Indian cinema has come a long way since 1912, when the first motion picture hit the silver screen. Being a medium of mass reach, business houses found it a lucrative opportunity and set up cinema halls in their respective geographical locations. The advent of Eastman colours was the first major revolution in cinema and it turned cinema into a rage among the people of India.
With advancements in technology, increasing spending power and the number of genres in cinema, the second revolution in cinema started around 1997, with the birth of the multiplex culture. This was when the cinema exhibition business moved from family-owned, single-screen set-ups to MNC-style, professionally managed multiplexes. Cinema exhibition emerged as a lucrative business with the arrival of cinema chains. These advancements took the exhibition business to a whole new level, where every action is analysed and programmed on the basis of data and logic.
In the advanced business model, the risks in the movie business are shared between three stakeholders – developer, distributor and exhibitor. The fixed-rental formula for exhibition is history and the revenue-sharing formula has replaced it, providing a win-win situation for all stakeholders.
Like most other businesses, the ‘customer is king mantra has been adopted by screen operators and every little detail, like projection quality, seating arrangements, show timings, washroom facilities, food and beverages etc is taken care of to give the best cinema experience to the consumer.
Movie marketing has also come a long way, with stars becoming a major part of the strategy. The stars themselves have become proactive in promoting their movies much before the release through all kinds of mediums with their financial stake in the earnings. Not just Bollywood but even Hollywood actors visit multiplexes in India to promote their new releases.
The multiplex way of exhibition is gaining popularity and is now moving from Class A to class B and C cities. Who would have thought a multiplex in Patna would become the highest revenue-spinner for a MNC entering India?
The Indian multiplex industry has grown with lot of operators entering the fray after sensing the potential but a very few have been successful in keeping their ground stable. Many have even exited the business. As in all businesses, the key to success here too is focus, consistency and customer satisfaction. Keeping their business focus, operators who believe in ‘live, eat and breathe’ cinema are bringing about a huge difference in the industry. The Rs 100-crore business of cinema is on the upward swing and professionally focused companies are taking it to another level.

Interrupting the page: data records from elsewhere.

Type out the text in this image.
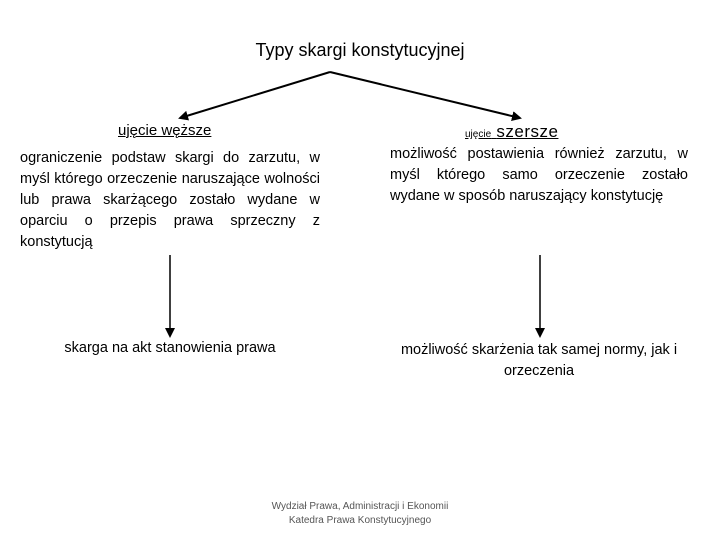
Typy skargi konstytucyjnej
ujęcie węższe	ujęcie szersze
ograniczenie podstaw skargi do zarzutu, w myśl którego orzeczenie naruszające wolności lub prawa skarżącego zostało wydane w oparciu o przepis prawa sprzeczny z konstytucją
możliwość postawienia również zarzutu, w myśl którego samo orzeczenie zostało wydane w sposób naruszający konstytucję
skarga na akt stanowienia prawa	możliwość skarżenia tak samej normy, jak i orzeczenia
Wydział Prawa, Administracji i Ekonomii
Katedra Prawa Konstytucyjnego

Evolution of Multiplexes from 1997 to 2012
Over the last 15 years, modern Indian multiplexes have gone through a huge transition.
• Family-owned cinema halls to public limited companies and MNCs: With advancements in the industry, big public limited companies and MNCs have taken over the cinema business with large-format cinemas.
• A movie every four weeks to four movies a week: With numerous releases every week, multiplexes have the liberty of changing movies within the week.
• Manual ticketing to online, easy ticketing: With the IT revolution, movie tickets are just a click away.
• Black marketing to exclusive loyalty programmes: The days of buying tickets in the black are history. It is the age of loyalty programmes with freebies and free ticket offers.
• Hollywood contribution 3 per cent to 21 per cent: With an increasing English-speaking population, the interest in Hollywood movies has risen to a great extent.
• Chhota Chetan to the ultimate 3D experience of Avatar: Technological advancements have given Indian cinema-goers a great 3D and surround sound experience.
• Analogue carbon projector to 2K digital systems: Everything has gone digital from cameras to tapes and projectors.
• Wooden chairs to recliner chairs with lounge: The multiplex culture has brought a very comfortable cinema experience, with cushioned recliner chairs, airconditioned cinemas, etc.
• From samosas to pasta and nachos: Patrons have a wide variety of snacks to choose from.
• Food&beverage revenues growing from 10 per cent to 22 per cent: With the variety of eating options available inside cinemas, F&B revenue has risen considerably.
• In-cinema advertising: This is a rising revenue stream which has seen a rapid increase from 2 per cent to 10 per cent.
• Four shows a day for Chachi 420 to 28 shows a day for Ek Tha Tiger: Multiple screens and shorter duration have increased the number of shows, maximising profitability.
India was under-screened when the multiplex revolution began in 1997. In 2012, it is a ‘` 100-crore industry’ and still under-screened.